I’ve been scratching my head at all the people who seem puzzled about why Kim would want to get the Sandpiper case settled and it seems pretty straightforward to me–they even spelled it out to the Kettleman’s. They’re MARRIED and half that money comes to Kim one way or another, which will quite handily finance her pro bono defense attorney career. I’m not sure she’s intentionally planning on screwing Jimmy but I can sure see her coming to a decision point and electing to toss him under the bus. I think she truly loves him, but at the same time he’s made her life difficult in many ways and she probably thinks he owes her for her trouble.
They do seem to have switched roles though–Jimmy’s now the one wanting to be more cautious and slow things down and Kim is full tilt boogie.
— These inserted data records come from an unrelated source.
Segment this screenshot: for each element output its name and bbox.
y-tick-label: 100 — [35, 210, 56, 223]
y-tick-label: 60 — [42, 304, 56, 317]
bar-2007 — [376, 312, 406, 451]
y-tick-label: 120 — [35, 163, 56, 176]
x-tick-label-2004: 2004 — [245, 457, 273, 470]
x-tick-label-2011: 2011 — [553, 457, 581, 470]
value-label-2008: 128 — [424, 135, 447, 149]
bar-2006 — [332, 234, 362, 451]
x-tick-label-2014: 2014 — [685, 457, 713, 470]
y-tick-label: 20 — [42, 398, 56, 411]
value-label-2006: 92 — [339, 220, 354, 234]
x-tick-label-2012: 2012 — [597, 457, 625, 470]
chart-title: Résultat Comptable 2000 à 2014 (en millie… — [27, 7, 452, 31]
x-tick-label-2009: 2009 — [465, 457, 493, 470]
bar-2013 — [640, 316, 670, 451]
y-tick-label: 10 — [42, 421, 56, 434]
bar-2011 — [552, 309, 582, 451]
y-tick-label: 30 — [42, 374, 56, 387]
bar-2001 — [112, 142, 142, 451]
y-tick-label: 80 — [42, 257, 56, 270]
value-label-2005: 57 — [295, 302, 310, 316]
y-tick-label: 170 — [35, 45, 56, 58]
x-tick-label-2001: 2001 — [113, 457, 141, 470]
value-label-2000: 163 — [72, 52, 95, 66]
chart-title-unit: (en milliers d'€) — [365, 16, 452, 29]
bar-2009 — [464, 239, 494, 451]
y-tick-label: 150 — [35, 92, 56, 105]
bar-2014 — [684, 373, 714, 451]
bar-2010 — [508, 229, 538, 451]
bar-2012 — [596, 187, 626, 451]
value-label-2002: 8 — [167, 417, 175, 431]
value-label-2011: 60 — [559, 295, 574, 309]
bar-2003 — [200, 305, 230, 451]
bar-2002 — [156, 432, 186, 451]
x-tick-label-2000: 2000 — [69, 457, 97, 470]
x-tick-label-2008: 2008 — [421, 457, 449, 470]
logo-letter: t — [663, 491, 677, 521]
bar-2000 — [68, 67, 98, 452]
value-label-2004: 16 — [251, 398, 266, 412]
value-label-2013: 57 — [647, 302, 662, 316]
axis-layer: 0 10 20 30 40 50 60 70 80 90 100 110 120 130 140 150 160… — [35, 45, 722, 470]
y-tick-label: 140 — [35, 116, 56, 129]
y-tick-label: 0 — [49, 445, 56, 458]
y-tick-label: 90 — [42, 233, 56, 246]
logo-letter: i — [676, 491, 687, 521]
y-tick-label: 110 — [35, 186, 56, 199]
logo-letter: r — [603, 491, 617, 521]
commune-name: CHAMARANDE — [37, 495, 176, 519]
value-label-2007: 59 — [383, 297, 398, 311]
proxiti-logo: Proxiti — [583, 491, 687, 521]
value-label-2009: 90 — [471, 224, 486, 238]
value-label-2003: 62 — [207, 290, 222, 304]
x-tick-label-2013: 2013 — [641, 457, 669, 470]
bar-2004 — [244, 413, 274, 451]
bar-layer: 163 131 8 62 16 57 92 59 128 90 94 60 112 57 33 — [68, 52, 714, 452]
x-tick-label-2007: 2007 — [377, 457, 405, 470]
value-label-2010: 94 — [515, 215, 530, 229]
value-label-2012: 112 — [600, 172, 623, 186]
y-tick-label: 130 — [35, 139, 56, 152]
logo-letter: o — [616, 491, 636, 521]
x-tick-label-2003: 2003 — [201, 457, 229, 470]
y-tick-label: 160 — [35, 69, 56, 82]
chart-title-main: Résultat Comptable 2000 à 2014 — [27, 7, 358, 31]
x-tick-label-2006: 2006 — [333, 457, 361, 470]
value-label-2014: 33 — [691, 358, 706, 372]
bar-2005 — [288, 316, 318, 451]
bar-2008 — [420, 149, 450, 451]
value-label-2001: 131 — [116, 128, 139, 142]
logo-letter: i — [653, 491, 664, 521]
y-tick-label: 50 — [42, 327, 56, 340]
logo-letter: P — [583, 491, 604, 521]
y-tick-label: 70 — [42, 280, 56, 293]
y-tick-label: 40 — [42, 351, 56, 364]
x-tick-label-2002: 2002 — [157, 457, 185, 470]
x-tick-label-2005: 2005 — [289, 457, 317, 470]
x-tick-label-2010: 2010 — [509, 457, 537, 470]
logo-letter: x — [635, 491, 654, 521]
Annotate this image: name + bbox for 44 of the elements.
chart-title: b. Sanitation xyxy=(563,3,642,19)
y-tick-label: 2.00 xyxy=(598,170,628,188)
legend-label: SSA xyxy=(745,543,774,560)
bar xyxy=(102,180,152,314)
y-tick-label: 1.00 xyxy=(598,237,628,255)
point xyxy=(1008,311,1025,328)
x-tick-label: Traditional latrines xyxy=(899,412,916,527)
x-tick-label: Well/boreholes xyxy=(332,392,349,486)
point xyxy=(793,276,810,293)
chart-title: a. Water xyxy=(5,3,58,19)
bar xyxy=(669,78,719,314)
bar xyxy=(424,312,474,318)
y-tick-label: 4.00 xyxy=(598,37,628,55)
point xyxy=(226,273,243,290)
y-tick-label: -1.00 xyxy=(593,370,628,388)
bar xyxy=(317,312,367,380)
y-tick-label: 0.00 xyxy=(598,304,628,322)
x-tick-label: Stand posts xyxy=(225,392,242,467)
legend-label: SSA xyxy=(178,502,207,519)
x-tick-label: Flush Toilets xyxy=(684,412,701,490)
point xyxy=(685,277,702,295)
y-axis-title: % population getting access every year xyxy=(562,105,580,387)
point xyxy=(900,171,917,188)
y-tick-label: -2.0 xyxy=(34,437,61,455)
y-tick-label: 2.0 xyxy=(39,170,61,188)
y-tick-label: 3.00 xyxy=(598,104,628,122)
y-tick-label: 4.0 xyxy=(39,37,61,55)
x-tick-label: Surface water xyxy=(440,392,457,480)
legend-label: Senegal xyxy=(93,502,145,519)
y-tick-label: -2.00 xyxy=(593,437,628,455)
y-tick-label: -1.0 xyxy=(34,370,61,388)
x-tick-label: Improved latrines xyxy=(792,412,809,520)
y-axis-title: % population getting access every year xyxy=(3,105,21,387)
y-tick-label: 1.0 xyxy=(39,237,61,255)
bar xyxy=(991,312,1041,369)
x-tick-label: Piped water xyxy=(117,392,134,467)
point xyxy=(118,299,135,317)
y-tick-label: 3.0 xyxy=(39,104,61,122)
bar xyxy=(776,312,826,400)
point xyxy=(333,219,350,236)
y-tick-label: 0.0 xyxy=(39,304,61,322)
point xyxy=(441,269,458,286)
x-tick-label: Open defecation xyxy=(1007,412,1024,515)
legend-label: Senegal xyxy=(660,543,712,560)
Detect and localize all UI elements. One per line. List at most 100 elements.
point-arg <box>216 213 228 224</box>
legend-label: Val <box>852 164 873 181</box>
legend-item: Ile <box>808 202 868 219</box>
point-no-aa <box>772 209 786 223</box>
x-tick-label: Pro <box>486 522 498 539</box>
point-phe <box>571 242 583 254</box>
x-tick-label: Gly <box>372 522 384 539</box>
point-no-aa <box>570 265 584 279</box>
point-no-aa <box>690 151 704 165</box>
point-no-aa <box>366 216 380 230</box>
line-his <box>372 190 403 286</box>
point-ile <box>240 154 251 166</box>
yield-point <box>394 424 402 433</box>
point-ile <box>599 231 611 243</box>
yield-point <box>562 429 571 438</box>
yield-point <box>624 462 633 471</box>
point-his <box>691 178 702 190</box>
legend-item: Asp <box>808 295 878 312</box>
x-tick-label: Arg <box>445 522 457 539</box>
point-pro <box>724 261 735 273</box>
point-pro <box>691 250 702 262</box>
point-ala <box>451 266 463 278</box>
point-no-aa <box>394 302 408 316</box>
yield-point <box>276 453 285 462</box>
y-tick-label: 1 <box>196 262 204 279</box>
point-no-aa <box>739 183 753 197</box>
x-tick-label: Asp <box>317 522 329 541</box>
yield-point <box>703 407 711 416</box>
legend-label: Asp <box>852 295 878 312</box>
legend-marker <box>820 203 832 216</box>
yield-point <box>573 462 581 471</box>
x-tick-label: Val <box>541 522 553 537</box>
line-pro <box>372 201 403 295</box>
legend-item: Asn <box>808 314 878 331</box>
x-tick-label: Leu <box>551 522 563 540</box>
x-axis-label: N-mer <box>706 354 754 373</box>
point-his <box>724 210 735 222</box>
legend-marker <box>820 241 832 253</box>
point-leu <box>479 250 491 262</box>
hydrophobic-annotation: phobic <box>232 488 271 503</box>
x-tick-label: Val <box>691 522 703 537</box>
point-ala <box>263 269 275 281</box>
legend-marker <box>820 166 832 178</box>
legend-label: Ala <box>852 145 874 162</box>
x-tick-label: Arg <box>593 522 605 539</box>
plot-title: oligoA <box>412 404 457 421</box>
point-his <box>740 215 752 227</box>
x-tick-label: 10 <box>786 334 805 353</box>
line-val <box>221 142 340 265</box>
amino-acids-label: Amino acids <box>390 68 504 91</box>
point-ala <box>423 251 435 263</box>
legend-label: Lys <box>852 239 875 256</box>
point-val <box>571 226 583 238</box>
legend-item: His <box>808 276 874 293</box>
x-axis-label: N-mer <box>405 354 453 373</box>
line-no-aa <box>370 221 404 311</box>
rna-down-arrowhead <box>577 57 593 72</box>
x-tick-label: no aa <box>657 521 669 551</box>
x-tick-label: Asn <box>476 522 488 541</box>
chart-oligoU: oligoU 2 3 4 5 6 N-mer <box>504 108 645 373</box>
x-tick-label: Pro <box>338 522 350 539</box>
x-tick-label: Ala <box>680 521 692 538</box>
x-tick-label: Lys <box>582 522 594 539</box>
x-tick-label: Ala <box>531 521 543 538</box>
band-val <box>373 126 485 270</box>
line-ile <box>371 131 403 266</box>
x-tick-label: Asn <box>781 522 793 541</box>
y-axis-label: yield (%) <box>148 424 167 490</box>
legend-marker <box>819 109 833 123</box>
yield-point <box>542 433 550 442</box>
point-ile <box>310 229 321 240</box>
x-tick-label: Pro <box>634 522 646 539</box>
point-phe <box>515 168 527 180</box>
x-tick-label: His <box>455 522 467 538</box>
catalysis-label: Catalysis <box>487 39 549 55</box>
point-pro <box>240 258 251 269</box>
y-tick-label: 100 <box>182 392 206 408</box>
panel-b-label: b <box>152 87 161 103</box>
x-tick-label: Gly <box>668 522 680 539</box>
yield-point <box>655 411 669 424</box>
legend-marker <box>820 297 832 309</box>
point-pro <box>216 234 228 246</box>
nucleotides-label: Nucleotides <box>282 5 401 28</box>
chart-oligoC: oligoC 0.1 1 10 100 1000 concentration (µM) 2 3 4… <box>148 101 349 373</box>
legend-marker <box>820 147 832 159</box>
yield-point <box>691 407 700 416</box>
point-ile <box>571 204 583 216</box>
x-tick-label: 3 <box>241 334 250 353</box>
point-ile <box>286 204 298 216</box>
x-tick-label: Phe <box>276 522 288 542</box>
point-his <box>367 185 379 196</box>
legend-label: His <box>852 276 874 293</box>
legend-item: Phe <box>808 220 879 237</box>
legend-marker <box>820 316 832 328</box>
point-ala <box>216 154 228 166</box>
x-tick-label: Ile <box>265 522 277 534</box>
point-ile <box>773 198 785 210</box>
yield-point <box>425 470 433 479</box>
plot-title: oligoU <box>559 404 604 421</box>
They’re basically the same person, travelling in opposite directions and now they’ve crossed in the middle on their way out to their various ends.
I don’t think that’s the thing that doesn’t sit right with people. Kim robbing a bank would also finance her pro-bono career. However, that would be out of character from what we’ve seen.
Initially them getting married after Jimmy fucker Kim over was a WTF? moment for me, but after reading testimony saying that felt real I’ve come to accept that Kim’s background isn’t my experience and I’ll have to get over it. Her heel turn though? Haven’t been able to suspend my disbelief for that one. Previous scams were either against bad people or didn’t have real victims. She was always the angel on Jimmy’s shoulder, pulling him back from his bad instincts. The show is showing her rationalize it by saying she’d do more good in the long run with her pro-bono work, but she’s come across as very principled and that rings false to me. YMMV, but that’s probably the only thing that really bugs me in the 5.2 seasons so far.
It looked to me as her having finally had it with Howard’s condescending attitude and his failure to acknowledge her strong and independent personality. She was very insulted by his notion that Jimmy was somehow behind everything she did.
Snapping back at Howard isn’t a heel turn. She’d done that before over her loans and Chuck’s will. I bought her reaction in that specific scene you’re referencing, btw. Howard was 100% correct, not condescending, and speaking in Kim’s interest. However, Kim is a very stubborn person and lord knows I’ve gotten my hackles up over well meaning innocuous comments plenty of times.
I did not, then, try to ruin someone’s life over it. That’s the heel turn.
Y’know I went looking for an old post where I explained why I bought her getting vicious with Howard, but turns out I was replying to you, so I guess you have already seen my argument .
Fair enough if it doesn’t work for you, really. But for me this is a case where the character development does feel more natural than forced. If it were anyone else, some innocent, I might balk. But Kim has a plethora of reasons for very specifically hating Howard, a strong financial incentive to screw him over, and years of Jimmy’s well-meaning but de facto malevolent influence slowly eroding her moral fiber. From lying to her ignorant pro bono client to get him to do the right thing and plea out, to screwing her own corporate client to play Robin Hood for the little man, Kim has very slowly broken bad in a believable way. For me .
She’s still well-meaning, but her morality is now tied entirely to saving her destitute clients. Professionalism and respect for the corporate world is out the window. I think she absolutely has grown to loath Howard and if she does in the future screw over some innocent as “acceptable” collateral damage after this I will probably find that believable as well, as corruption of the soul can indeed be a slippery slope.
On another board, they call him “Evil Burt Reynolds.”
I didn’t recall that post, but you frame it in a way that intellectually makes sense if not viscerally, for me personally.
My prediction is that Kim will eventually need the vacuum cleaner guy. My hope is that Gene finds her in the end.